6 - Por outro lado, a Procuradoria Judicial do Município não estava, à toda evidência, devidamente aparelhada para cuidar de uma Ação tão complexa e que estava à margem absoluta daquelas que são próprias da rotina da Procuradoria. Uma Ação como a que fora ajuizada em favor do Município tem uma complexidade intrínseca que se inicia pelo fazimento dos cálculos do quantum debeatur e alcançam a impugnação da União que afirma nada dever. Sem mencionar o fato de que transcorre no Tribunal Regional Federal da 3º Região uma Ação Rescisória proposta pela União no âmbito da mencionada ACP, em que se deferiu, liminarmente, uma medida cautelar que suspendeu a tramitação de todos os cumprimentos de sentença ajuizados com fundamento naquela ACP, incluindo, evidentemente, o cumprimento de sentença nº 0008291-13.2017.4.01.3400, em curso na 2º Vara Federal da Seção Judiciária do Distrito Federal, proposta em favor deste Município de Governador Mangabeira/BA. 7 - Assim sendo considerada a complexidade da causa e a notória especialização, determinei que fosse realizada a contratação deste escritório na modalidade Inexigibilidade de Contratação, vez que presentes os requisitos estampados na Lei nº 8.6066/93.

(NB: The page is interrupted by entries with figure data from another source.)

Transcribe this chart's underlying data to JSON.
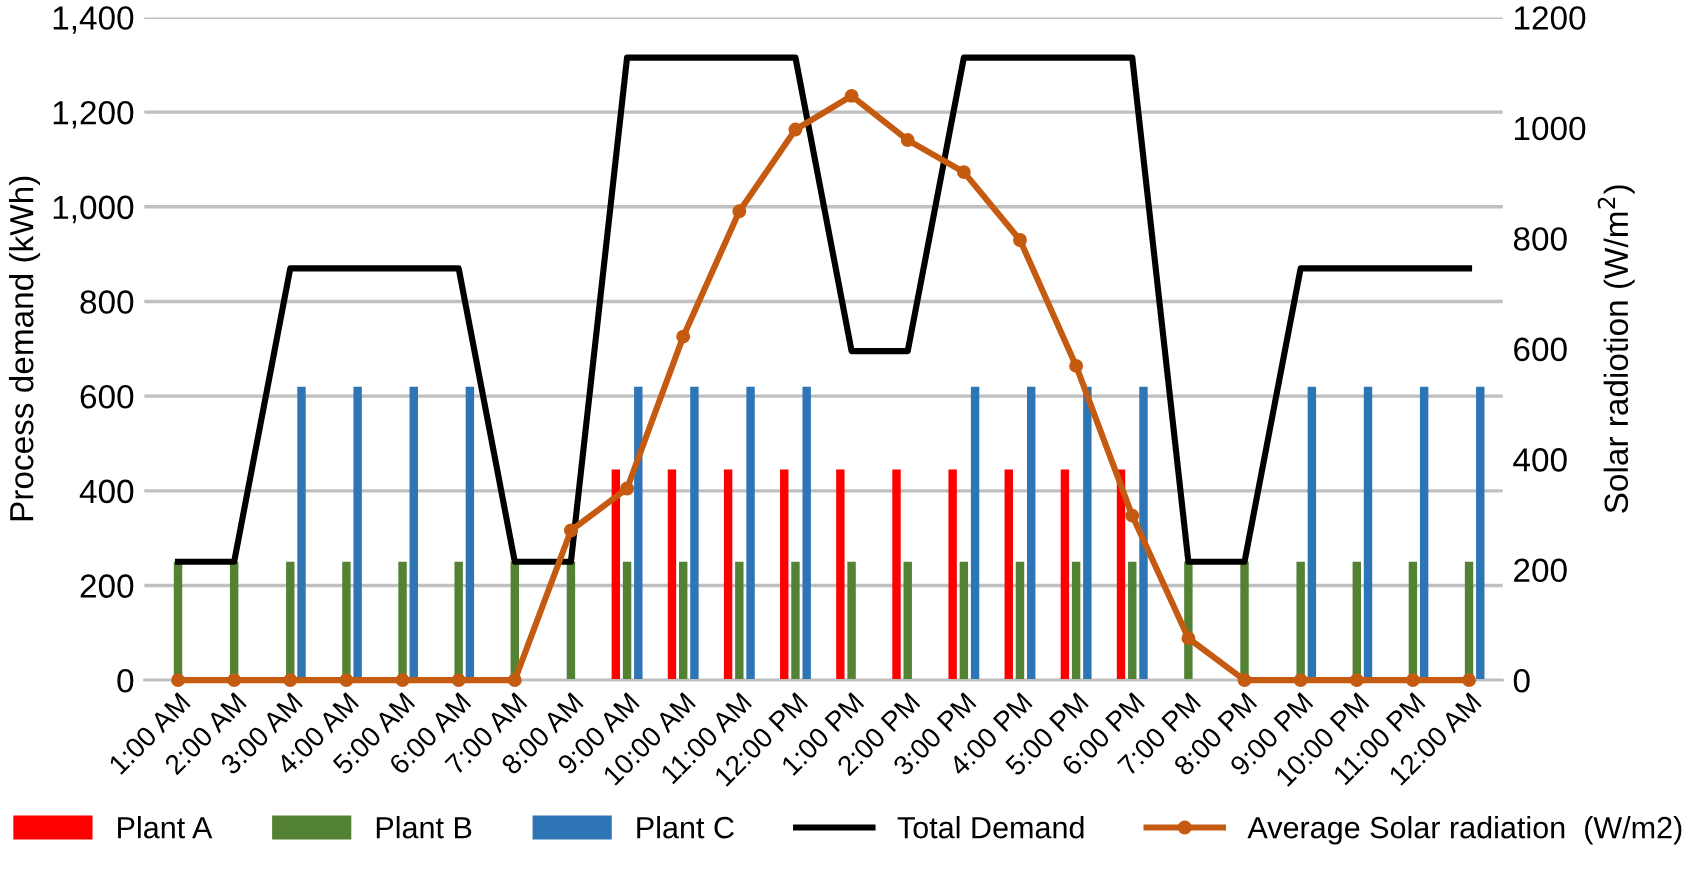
{
  "chart_data": {
    "type": "bar",
    "ylabel": "Process demand (kWh)",
    "y2label": "Solar radiotion (W/m$^{2}$)",
    "categories": [
      "1:00 AM",
      "2:00 AM",
      "3:00 AM",
      "4:00 AM",
      "5:00 AM",
      "6:00 AM",
      "7:00 AM",
      "8:00 AM",
      "9:00 AM",
      "10:00 AM",
      "11:00 AM",
      "12:00 PM",
      "1:00 PM",
      "2:00 PM",
      "3:00 PM",
      "4:00 PM",
      "5:00 PM",
      "6:00 PM",
      "7:00 PM",
      "8:00 PM",
      "9:00 PM",
      "10:00 PM",
      "11:00 PM",
      "12:00 AM"
    ],
    "series": [
      {
        "name": "Plant A",
        "color": "#ff0000",
        "values": [
          null,
          null,
          null,
          null,
          null,
          null,
          null,
          null,
          445,
          445,
          445,
          445,
          445,
          445,
          445,
          445,
          445,
          445,
          null,
          null,
          null,
          null,
          null,
          null
        ]
      },
      {
        "name": "Plant B",
        "color": "#548235",
        "values": [
          250,
          250,
          250,
          250,
          250,
          250,
          250,
          250,
          250,
          250,
          250,
          250,
          250,
          250,
          250,
          250,
          250,
          250,
          250,
          250,
          250,
          250,
          250,
          250
        ]
      },
      {
        "name": "Plant C",
        "color": "#2e75b6",
        "values": [
          null,
          null,
          620,
          620,
          620,
          620,
          null,
          null,
          620,
          620,
          620,
          620,
          null,
          null,
          620,
          620,
          620,
          620,
          null,
          null,
          620,
          620,
          620,
          620
        ]
      },
      {
        "name": "Total Demand",
        "color": "#000000",
        "type": "line",
        "marker": "none",
        "values": [
          250,
          250,
          870,
          870,
          870,
          870,
          250,
          250,
          1315,
          1315,
          1315,
          1315,
          695,
          695,
          1315,
          1315,
          1315,
          1315,
          250,
          250,
          870,
          870,
          870,
          870
        ]
      },
      {
        "name": "Average Solar radiation  (W/m2)",
        "color": "#c55a11",
        "type": "line",
        "marker": "circle",
        "axis": "y2",
        "values": [
          0,
          0,
          0,
          0,
          0,
          0,
          0,
          271,
          347,
          622,
          849,
          997,
          1058,
          978,
          920,
          797,
          569,
          298,
          76,
          0,
          0,
          0,
          0,
          0
        ]
      }
    ],
    "ylim": [
      0,
      1400
    ],
    "yticks": [
      0,
      200,
      400,
      600,
      800,
      {
        "value": 1000,
        "label": "1,000"
      },
      {
        "value": 1200,
        "label": "1,200"
      },
      {
        "value": 1400,
        "label": "1,400"
      }
    ],
    "y2lim": [
      0,
      1200
    ],
    "y2ticks": [
      0,
      200,
      400,
      600,
      800,
      1000,
      1200
    ],
    "grid": "y",
    "legend": "bottom",
    "line_style": "solid"
  }
}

8 - Releva ainda destacar que todo o acervo de trabalho produzido pelo CDMMC foi levado ao detido exame do Eminente Doutor ARISTÍDES JUNQUEIRA ALVARENGA, jurista de escol, que, entre os anos de 1989 e 1995, ocupou o prestigioso cargo de Procurador-geral da República. Da sua análise resultou um Douto Parecer (cópia anexa) em que Sua Excelência, o Doutor ARISTÍDES ALVARENGA, consignou que, nos termos do inciso II do art. 25 da Lei 8.666/93, quanto às Ações que tem o FUNDEF como tema de fundo, o CDMMC é escritório dotado de notória especialização.

9 - Destaco que o Professor ARISTIDES JUNQUEIRA ALVARENGA apenas reconheceu que o longo histórico de bem-sucedidas ações judiciais patrocinadas pelo escritório contratado em favor de Municípios que se viram lesados pela União em razão das ilegalidades que ela praticou na execução do FUNDEF preencheu satisfatoriamente o primeiro requisito insculpido no 81º do art. 25 da Lei 8.666/93, qual seja a especialidade decorrente de desempenho anterior. Como dito antes, e reconhecido pelo parecerista, o escritório contratado é especializado “no ajuizamento, na Justiça Federal, de feitos contra a União, seja em processo de conhecimento, seja em processo de execução, com o objetivo exclusivo de obter para os municípios contratantes valores pecuniários decorrentes do descumprimento de disposições da Lei que instituiu o FUNDEF.” Verbis (página 30 do Parecer).

10 - Para além disto, os itens 3, 4 5 e 6 do Relatório Preliminar desta CGU afirma que este contrato padece de outras duas ilegalidades, consubstanciadas na impossibilidade de celebração de contrato de risco e na impossibilidade, igualmente, de pagamentos dos honorários com os recursos resultantes da Ação Judicial em razão de se tratarem de recursos vinculados à Educação.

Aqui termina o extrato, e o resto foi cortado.